ISBN – International Standard Book Number
Para ajudar à catalogação e especialmente caso o livro entre na distribuição geral é também útil requerer o ISBN (número de livro padrão internacional). Trata-se de um número com 13 dígitos único para cada livro e que identifica o país e editor. Em Portugal é a APEL quem emite e gere os ISBN cobrando entre 4,5 € a 15 € por ISBN (dependendo da quantidade de números comprados). Só é necessário um ISBN por título. Na maior parte dos casos, o código de barras de um livro corresponde ao seu ISBN.
Custos fixos
No fim, neste exemplo, sobram 9% do P.V.P. (excluindo o IVA) para todos os outros custos e margem de lucro do editor. Uma parte destes custos são custos fixos. Ou seja, custos que caso sejam impressos 2 livros ou 2 milhões não se alteram, como o custo de revisão, custo do ISBN, ou o custo da capa.
Para se fazer uma boa decisão comercial acerca do P.V.P. é necessário fazer uma estimativa de quantos livros se espera vender e por que canais (um livro vendido online do editor/autor para o leitor tem uma margem de lucro muitor maior do que um livro vendido através de uma livraria fornecida por um distribuidor).
Esta estimativa é também útil para perceber qual a tiragem a fazer. Assumindo que se espera vender 1000 exemplares poderá ser uma melhor opção a impressão offset do que impressão digital; mas caso a estimativa esteja errada, acaba-se por ficar com um valor total gasto em impressão maior sem hipótese de ser recuperado em vendas.
Como escolher o preço de um livro?
Estando todos os custos listados e as vendas estimadas, o preço mínimo por livro não será difícil de calcular. É depois do primeiro valor estimado que se verifica a necessidade de ajustar alguma das parcelas do P.V.P., seja reduzir os custos de impressão, seja investir numa campanha de marketing que irá aumentar o custo da tiragem, mas trazer mais vendas.
Por exemplo, uma capa apelativa pode ser mais cara, mas se trouxer mais leitores, é um custo fixo que pode acabar por se diluir no número de cópias vendidas.
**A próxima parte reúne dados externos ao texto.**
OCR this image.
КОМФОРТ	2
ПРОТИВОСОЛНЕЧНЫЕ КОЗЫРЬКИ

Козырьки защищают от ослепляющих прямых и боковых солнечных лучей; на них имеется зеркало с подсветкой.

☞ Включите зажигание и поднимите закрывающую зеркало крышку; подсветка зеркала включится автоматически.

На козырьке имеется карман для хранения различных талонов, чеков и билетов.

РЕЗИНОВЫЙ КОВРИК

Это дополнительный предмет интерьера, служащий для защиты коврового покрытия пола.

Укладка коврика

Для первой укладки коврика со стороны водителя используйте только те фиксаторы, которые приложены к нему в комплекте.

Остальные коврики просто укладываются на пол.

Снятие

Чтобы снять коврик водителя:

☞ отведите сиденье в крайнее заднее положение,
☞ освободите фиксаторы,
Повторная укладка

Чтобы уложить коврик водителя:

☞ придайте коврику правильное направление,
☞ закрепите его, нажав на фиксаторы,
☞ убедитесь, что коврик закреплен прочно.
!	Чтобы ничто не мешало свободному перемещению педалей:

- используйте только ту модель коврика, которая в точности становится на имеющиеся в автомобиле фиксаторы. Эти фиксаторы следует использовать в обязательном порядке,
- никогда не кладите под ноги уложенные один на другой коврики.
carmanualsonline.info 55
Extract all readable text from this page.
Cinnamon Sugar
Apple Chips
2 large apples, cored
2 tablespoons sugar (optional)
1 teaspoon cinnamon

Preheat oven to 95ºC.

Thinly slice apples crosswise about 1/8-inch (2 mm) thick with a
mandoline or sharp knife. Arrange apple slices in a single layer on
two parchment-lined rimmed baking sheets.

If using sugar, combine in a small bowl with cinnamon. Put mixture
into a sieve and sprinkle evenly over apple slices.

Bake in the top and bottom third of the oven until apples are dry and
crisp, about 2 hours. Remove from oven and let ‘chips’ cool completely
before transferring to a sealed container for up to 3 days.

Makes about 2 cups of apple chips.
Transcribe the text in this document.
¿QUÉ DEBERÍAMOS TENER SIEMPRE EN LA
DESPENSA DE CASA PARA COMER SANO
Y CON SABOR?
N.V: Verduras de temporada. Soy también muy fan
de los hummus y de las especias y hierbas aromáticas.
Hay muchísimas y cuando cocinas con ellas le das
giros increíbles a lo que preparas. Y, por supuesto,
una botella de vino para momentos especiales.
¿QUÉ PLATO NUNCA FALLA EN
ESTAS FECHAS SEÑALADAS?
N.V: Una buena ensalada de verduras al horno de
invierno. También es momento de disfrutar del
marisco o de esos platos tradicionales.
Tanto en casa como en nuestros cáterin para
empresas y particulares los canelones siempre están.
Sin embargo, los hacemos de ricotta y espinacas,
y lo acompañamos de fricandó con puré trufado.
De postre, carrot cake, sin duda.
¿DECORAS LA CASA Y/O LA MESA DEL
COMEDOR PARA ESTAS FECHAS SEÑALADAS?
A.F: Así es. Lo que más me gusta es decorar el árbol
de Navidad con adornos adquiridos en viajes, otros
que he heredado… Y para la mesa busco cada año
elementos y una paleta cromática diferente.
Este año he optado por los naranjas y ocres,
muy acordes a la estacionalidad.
Por fim, é necessário ter em atenção que o preço não é apenas um valor técnico, mas também uma ferramenta de marketing. Preços baixos poderão tornar o livro acessível a um número maior de leitores, ou apresentar um baixo risco para alguém experimentar um autor novo; por outro lado poderá também sinalizar ao leitor que o livro tem um baixo valor (mesmo sendo da mesma qualidade ou até melhor que outros livros com preços mais altos). É necessário perceber como é que o P.V.P. do livro em causa se posiciona em relação aos competidores e como se equipara em termos de valor.